Hopis have voted down a proposed constitution that would have made sweeping changes to their tribal government.
Tribal members voted 656 to 410 on Thursday against revising the constitution first adopted in 1936. It recognizes the inherent sovereignty of 12 Hopi villages that form the tribal government on the northern Arizona reservation.
The proposal sought to reorganize the government from a unicameral system with most powers resting with the Tribal Council to one with four branches — creating a presidency and vice presidency. The tribe will stick with a popularly elected chairman and vice chairman, who are part of the Tribal Council.
The proposal also removed references to a traditionally ordained chief who certifies representatives to the council in some villages, which some saw as a knock on tradition.
The turnout surpassed the 30 percent requirement to make the election valid. Of 1,496 voters, 1,066 cast a ballot. Voters have three days to challenge the election results through the Interior Department.
Those against the proposed constitution said it undermined the sovereignty of those villages by making them the fourth branch of government. Some villages are more traditional than others, and not all recognize the central government.
“That didn’t necessarily reflect the way we live as Hopi people today,” said Monica Kahe, of Walpi. “They like what we have, and they wanted to preserve what we have.”
Supporters, including the tribal chairman, had argued that the constitution often was misinterpreted and led to shake-ups in the tribal government. The revisions were necessary to clarify roles within the government, Hopi Chairman Le Roy Shingoitewa said earlier this week. Maintaining tradition is the duty of families and villages, not the central government, he said.
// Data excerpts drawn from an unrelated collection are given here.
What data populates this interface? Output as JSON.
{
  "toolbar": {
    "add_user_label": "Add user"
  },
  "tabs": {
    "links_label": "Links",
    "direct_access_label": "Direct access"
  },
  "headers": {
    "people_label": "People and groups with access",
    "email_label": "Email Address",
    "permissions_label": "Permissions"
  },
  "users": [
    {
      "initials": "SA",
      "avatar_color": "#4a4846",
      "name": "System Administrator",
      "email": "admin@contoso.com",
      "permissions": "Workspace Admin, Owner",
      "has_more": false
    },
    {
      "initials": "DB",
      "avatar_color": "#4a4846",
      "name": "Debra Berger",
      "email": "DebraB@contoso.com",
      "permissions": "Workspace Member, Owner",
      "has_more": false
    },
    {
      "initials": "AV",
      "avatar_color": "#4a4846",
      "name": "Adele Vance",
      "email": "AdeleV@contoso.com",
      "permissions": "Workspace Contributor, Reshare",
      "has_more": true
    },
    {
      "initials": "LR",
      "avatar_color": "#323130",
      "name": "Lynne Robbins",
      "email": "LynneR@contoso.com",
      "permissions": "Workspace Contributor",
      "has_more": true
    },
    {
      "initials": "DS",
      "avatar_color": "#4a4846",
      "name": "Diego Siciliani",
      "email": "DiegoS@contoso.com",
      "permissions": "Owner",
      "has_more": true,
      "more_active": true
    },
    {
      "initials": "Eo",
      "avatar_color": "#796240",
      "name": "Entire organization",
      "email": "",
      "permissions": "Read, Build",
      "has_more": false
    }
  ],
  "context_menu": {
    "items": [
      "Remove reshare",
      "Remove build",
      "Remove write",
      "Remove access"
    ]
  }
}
“This (proposed) constitution is not only going to deal with today but at least for 50 years down the road,” Shingoitewa said. “And hopefully it will lead us in a way that will bring strong stability, so the Hopi Tribe can survive not only in the cultural and traditional way but in the modern world.”
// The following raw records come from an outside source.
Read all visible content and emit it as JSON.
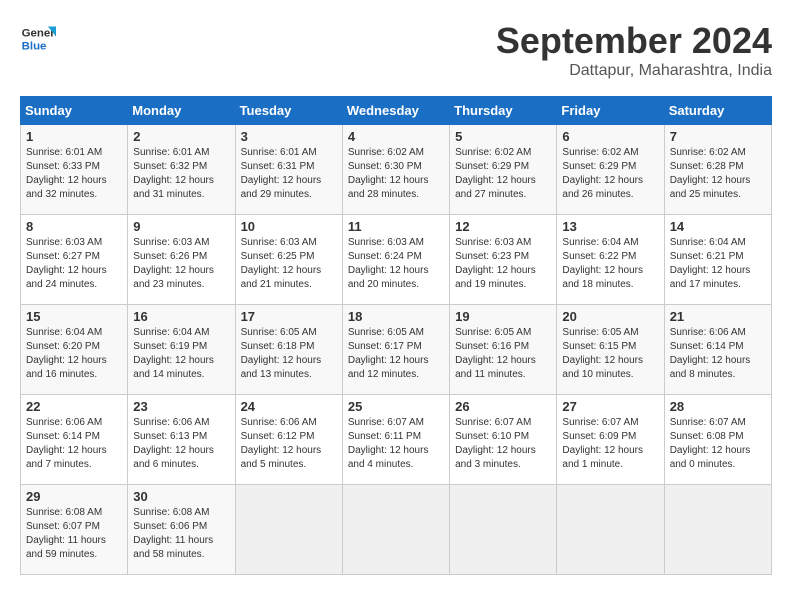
{
  "header": {
    "logo_text_line1": "General",
    "logo_text_line2": "Blue",
    "month_title": "September 2024",
    "location": "Dattapur, Maharashtra, India"
  },
  "weekdays": [
    "Sunday",
    "Monday",
    "Tuesday",
    "Wednesday",
    "Thursday",
    "Friday",
    "Saturday"
  ],
  "weeks": [
    [
      {
        "day": "1",
        "sunrise": "Sunrise: 6:01 AM",
        "sunset": "Sunset: 6:33 PM",
        "daylight": "Daylight: 12 hours and 32 minutes."
      },
      {
        "day": "2",
        "sunrise": "Sunrise: 6:01 AM",
        "sunset": "Sunset: 6:32 PM",
        "daylight": "Daylight: 12 hours and 31 minutes."
      },
      {
        "day": "3",
        "sunrise": "Sunrise: 6:01 AM",
        "sunset": "Sunset: 6:31 PM",
        "daylight": "Daylight: 12 hours and 29 minutes."
      },
      {
        "day": "4",
        "sunrise": "Sunrise: 6:02 AM",
        "sunset": "Sunset: 6:30 PM",
        "daylight": "Daylight: 12 hours and 28 minutes."
      },
      {
        "day": "5",
        "sunrise": "Sunrise: 6:02 AM",
        "sunset": "Sunset: 6:29 PM",
        "daylight": "Daylight: 12 hours and 27 minutes."
      },
      {
        "day": "6",
        "sunrise": "Sunrise: 6:02 AM",
        "sunset": "Sunset: 6:29 PM",
        "daylight": "Daylight: 12 hours and 26 minutes."
      },
      {
        "day": "7",
        "sunrise": "Sunrise: 6:02 AM",
        "sunset": "Sunset: 6:28 PM",
        "daylight": "Daylight: 12 hours and 25 minutes."
      }
    ],
    [
      {
        "day": "8",
        "sunrise": "Sunrise: 6:03 AM",
        "sunset": "Sunset: 6:27 PM",
        "daylight": "Daylight: 12 hours and 24 minutes."
      },
      {
        "day": "9",
        "sunrise": "Sunrise: 6:03 AM",
        "sunset": "Sunset: 6:26 PM",
        "daylight": "Daylight: 12 hours and 23 minutes."
      },
      {
        "day": "10",
        "sunrise": "Sunrise: 6:03 AM",
        "sunset": "Sunset: 6:25 PM",
        "daylight": "Daylight: 12 hours and 21 minutes."
      },
      {
        "day": "11",
        "sunrise": "Sunrise: 6:03 AM",
        "sunset": "Sunset: 6:24 PM",
        "daylight": "Daylight: 12 hours and 20 minutes."
      },
      {
        "day": "12",
        "sunrise": "Sunrise: 6:03 AM",
        "sunset": "Sunset: 6:23 PM",
        "daylight": "Daylight: 12 hours and 19 minutes."
      },
      {
        "day": "13",
        "sunrise": "Sunrise: 6:04 AM",
        "sunset": "Sunset: 6:22 PM",
        "daylight": "Daylight: 12 hours and 18 minutes."
      },
      {
        "day": "14",
        "sunrise": "Sunrise: 6:04 AM",
        "sunset": "Sunset: 6:21 PM",
        "daylight": "Daylight: 12 hours and 17 minutes."
      }
    ],
    [
      {
        "day": "15",
        "sunrise": "Sunrise: 6:04 AM",
        "sunset": "Sunset: 6:20 PM",
        "daylight": "Daylight: 12 hours and 16 minutes."
      },
      {
        "day": "16",
        "sunrise": "Sunrise: 6:04 AM",
        "sunset": "Sunset: 6:19 PM",
        "daylight": "Daylight: 12 hours and 14 minutes."
      },
      {
        "day": "17",
        "sunrise": "Sunrise: 6:05 AM",
        "sunset": "Sunset: 6:18 PM",
        "daylight": "Daylight: 12 hours and 13 minutes."
      },
      {
        "day": "18",
        "sunrise": "Sunrise: 6:05 AM",
        "sunset": "Sunset: 6:17 PM",
        "daylight": "Daylight: 12 hours and 12 minutes."
      },
      {
        "day": "19",
        "sunrise": "Sunrise: 6:05 AM",
        "sunset": "Sunset: 6:16 PM",
        "daylight": "Daylight: 12 hours and 11 minutes."
      },
      {
        "day": "20",
        "sunrise": "Sunrise: 6:05 AM",
        "sunset": "Sunset: 6:15 PM",
        "daylight": "Daylight: 12 hours and 10 minutes."
      },
      {
        "day": "21",
        "sunrise": "Sunrise: 6:06 AM",
        "sunset": "Sunset: 6:14 PM",
        "daylight": "Daylight: 12 hours and 8 minutes."
      }
    ],
    [
      {
        "day": "22",
        "sunrise": "Sunrise: 6:06 AM",
        "sunset": "Sunset: 6:14 PM",
        "daylight": "Daylight: 12 hours and 7 minutes."
      },
      {
        "day": "23",
        "sunrise": "Sunrise: 6:06 AM",
        "sunset": "Sunset: 6:13 PM",
        "daylight": "Daylight: 12 hours and 6 minutes."
      },
      {
        "day": "24",
        "sunrise": "Sunrise: 6:06 AM",
        "sunset": "Sunset: 6:12 PM",
        "daylight": "Daylight: 12 hours and 5 minutes."
      },
      {
        "day": "25",
        "sunrise": "Sunrise: 6:07 AM",
        "sunset": "Sunset: 6:11 PM",
        "daylight": "Daylight: 12 hours and 4 minutes."
      },
      {
        "day": "26",
        "sunrise": "Sunrise: 6:07 AM",
        "sunset": "Sunset: 6:10 PM",
        "daylight": "Daylight: 12 hours and 3 minutes."
      },
      {
        "day": "27",
        "sunrise": "Sunrise: 6:07 AM",
        "sunset": "Sunset: 6:09 PM",
        "daylight": "Daylight: 12 hours and 1 minute."
      },
      {
        "day": "28",
        "sunrise": "Sunrise: 6:07 AM",
        "sunset": "Sunset: 6:08 PM",
        "daylight": "Daylight: 12 hours and 0 minutes."
      }
    ],
    [
      {
        "day": "29",
        "sunrise": "Sunrise: 6:08 AM",
        "sunset": "Sunset: 6:07 PM",
        "daylight": "Daylight: 11 hours and 59 minutes."
      },
      {
        "day": "30",
        "sunrise": "Sunrise: 6:08 AM",
        "sunset": "Sunset: 6:06 PM",
        "daylight": "Daylight: 11 hours and 58 minutes."
      },
      null,
      null,
      null,
      null,
      null
    ]
  ]
}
With the proposal’s defeat, the U.S. Bureau of Indian Affairs maintains its ability to oversee any future attempt at changing the constitution. Hopis adopted the constitution under the Indian Reorganization Act that requires the federal government to oversee such elections.
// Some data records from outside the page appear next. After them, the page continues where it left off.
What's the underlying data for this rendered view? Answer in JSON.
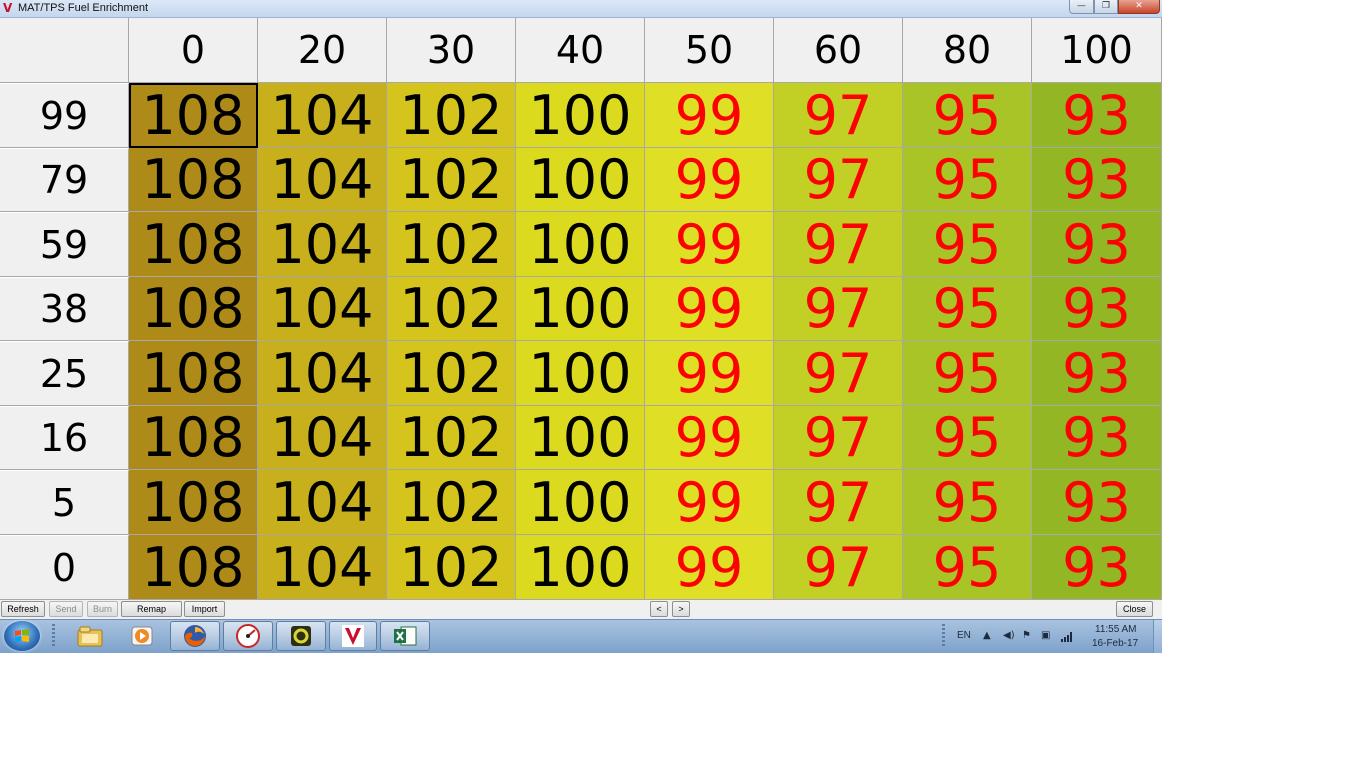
{
  "window": {
    "title": "MAT/TPS Fuel Enrichment",
    "app_icon": "V",
    "min_glyph": "—",
    "max_glyph": "❐",
    "close_glyph": "✕"
  },
  "table": {
    "column_headers": [
      "0",
      "20",
      "30",
      "40",
      "50",
      "60",
      "80",
      "100"
    ],
    "row_headers": [
      "99",
      "79",
      "59",
      "38",
      "25",
      "16",
      "5",
      "0"
    ],
    "rows": [
      [
        "108",
        "104",
        "102",
        "100",
        "99",
        "97",
        "95",
        "93"
      ],
      [
        "108",
        "104",
        "102",
        "100",
        "99",
        "97",
        "95",
        "93"
      ],
      [
        "108",
        "104",
        "102",
        "100",
        "99",
        "97",
        "95",
        "93"
      ],
      [
        "108",
        "104",
        "102",
        "100",
        "99",
        "97",
        "95",
        "93"
      ],
      [
        "108",
        "104",
        "102",
        "100",
        "99",
        "97",
        "95",
        "93"
      ],
      [
        "108",
        "104",
        "102",
        "100",
        "99",
        "97",
        "95",
        "93"
      ],
      [
        "108",
        "104",
        "102",
        "100",
        "99",
        "97",
        "95",
        "93"
      ],
      [
        "108",
        "104",
        "102",
        "100",
        "99",
        "97",
        "95",
        "93"
      ]
    ],
    "column_colors": [
      "#ae8b18",
      "#c8b01c",
      "#d4c41c",
      "#dcda1e",
      "#dfe025",
      "#c2d026",
      "#a8c426",
      "#92b624"
    ],
    "red_text_columns": [
      4,
      5,
      6,
      7
    ],
    "selected_cell": [
      0,
      0
    ]
  },
  "toolbar": {
    "refresh": "Refresh",
    "send": "Send",
    "burn": "Burn",
    "remap": "Remap",
    "import": "Import",
    "prev": "<",
    "next": ">",
    "close": "Close"
  },
  "taskbar": {
    "language": "EN",
    "time": "11:55 AM",
    "date": "16-Feb-17",
    "apps": [
      "windows-explorer-icon",
      "media-player-icon",
      "firefox-icon",
      "gauge-app-icon",
      "sync-app-icon",
      "vemstune-icon",
      "excel-icon"
    ]
  }
}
The proposed constitution stripped the BIA of authority, as well as the ability to invalidate tribal resolutions and ordinances.
“That is something we challenge as a tribe,” Shingoitewa said. “We have the right to govern ourselves.”
Tribal and federal courts rejected requests to halt the election, but the cases challenging the Tribal Council’s approval of a resolution calling for the election still are pending.